3) Apocalyptic despair. The day after the November 2012 vote, Rush Limbaugh explained the result to his large audience: "We've lost our country." These words expressed something more than the usual hard feelings after an election defeat. The Tea Party since its inception has been gripped by the fear that the Republic and the Constitution have arrived at a "tipping point" (to use Paul Ryan's phrase) after which it's all one steep hopeless tumble to socialist tyranny.

4) Attachment to the carcasses of dead policies. More than a century ago, the Marquess of Salisbury described this habit as the "commonest error in politics," and never has it been more common than now. With one exception (which I'll get to in the next paragraph) the policy repertoire of the Tea Party contains not a single idea less than 30 years old. Some of those ideas were relevant once, but have little application to contemporary conditions: e.g., cuts in marginal tax rates to spur productivity growth. Some of those ideas were always bad: the balanced budget amendment; the gold standard. None of them offer any service at all to a country mired in the worst employment crisis in 80 years.

5) Generational self-interest. As mentioned, post-2008 hard-right conservatives did rally around one new idea: the Ryan plan praised above by William Voegeli. And what was the Ryan plan? Simply this: a plan to load almost all the burden of fiscal adjustment onto Americans under age 55, while largely exempting Americans over age 55. Even beyond the Ryan plan, the Tea Party championed causes dear to the hearts of retirees and near-retirees. Remember, the issue that launched the Tea Party in the summer of 2009 was...opposition to Medicare cuts for current beneficiaries. That's a strange rallying cry for a purportedly limited government movement. Once you begin to think of the Tea Party as a vehicle for advancing the economic interests of the old against the young, though, a lot of otherwise mysterious behaviors suddenly begin to make sense.

Voegeli charges that Geoffrey Kabaservice and I propose only that Republicans dwindle into Democrats-lite.

"The niche occupied by such moderates in the political ecosystem was to moderate, but never threaten, the New Deal paradigm. The moderation consisted of purging liberalism in operation of inefficiencies, corruptions, and blunders to which it was prone, but which did not detract from it being fundamentally admirable and certainly benign.The way forward for Republicans, in this view, is to become more similar to rather than dissimilar from modern Democrats, both politically and substantively."

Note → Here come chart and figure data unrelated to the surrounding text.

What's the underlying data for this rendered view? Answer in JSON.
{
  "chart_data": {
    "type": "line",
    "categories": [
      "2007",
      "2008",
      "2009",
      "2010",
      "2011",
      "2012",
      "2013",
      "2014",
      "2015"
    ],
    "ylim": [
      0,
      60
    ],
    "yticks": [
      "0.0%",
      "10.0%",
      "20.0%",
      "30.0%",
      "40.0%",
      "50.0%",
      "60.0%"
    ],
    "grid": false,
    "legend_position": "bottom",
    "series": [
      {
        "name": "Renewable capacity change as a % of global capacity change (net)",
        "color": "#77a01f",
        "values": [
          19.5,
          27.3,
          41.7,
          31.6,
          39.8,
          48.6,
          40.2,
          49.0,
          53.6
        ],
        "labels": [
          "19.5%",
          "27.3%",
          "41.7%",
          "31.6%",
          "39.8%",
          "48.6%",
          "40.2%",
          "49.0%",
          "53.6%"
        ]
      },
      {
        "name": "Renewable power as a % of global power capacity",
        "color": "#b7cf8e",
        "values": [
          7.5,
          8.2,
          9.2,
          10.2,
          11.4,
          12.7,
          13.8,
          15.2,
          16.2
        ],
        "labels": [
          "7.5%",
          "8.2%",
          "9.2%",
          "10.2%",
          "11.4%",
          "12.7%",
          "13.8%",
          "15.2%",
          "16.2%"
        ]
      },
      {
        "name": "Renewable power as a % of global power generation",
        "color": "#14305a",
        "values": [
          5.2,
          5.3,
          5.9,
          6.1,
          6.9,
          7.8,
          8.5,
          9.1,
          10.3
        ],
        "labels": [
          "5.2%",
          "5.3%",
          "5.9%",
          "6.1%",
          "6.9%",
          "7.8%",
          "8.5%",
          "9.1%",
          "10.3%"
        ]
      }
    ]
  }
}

I'd say this is bad political science and worse history. It would be every bit as plausible to say that Democrats have dwindled into Republicans-lite: championing price competition against New Deal style price regulation; sympathetic to business concerns; skeptical of unions. "Fundamentally admirable and certainly benign" is the way most Democrats nowadays think of free markets. There's not a Huey Long or William Jennings Bryan among them.

But that is a lesser point. The more important point is: Times change. Conditions change. Problems change. Nobody—not Democrats, not Republicans—thinks we should continue to regulate the interest rate paid on checking accounts, as we did from 1933 until 1986. Nobody—not Republicans, not Democrats—thinks that the unemployed should be left to fend for themselves, as was the case in most states before 1935. Within the context of our present politics—a politics in which market-minded people have won, not lost, most of the major arguments since 1975—we need a party of the center-right that can advocate private initiative, reasonable taxation, and sustainable government in ways that make sense to contemporary voters: without despair, without rage, without resentment, and without reliance on pseudo-facts and pretend information. We need a center-right that does not blame the voters for its own mistakes of head and heart. We need a center-right that is culturally modern, environmentally responsible, and economically inclusive. There's the "finale" we should be seeking after the broken crockery from the Tea Party tantrum is cleared away.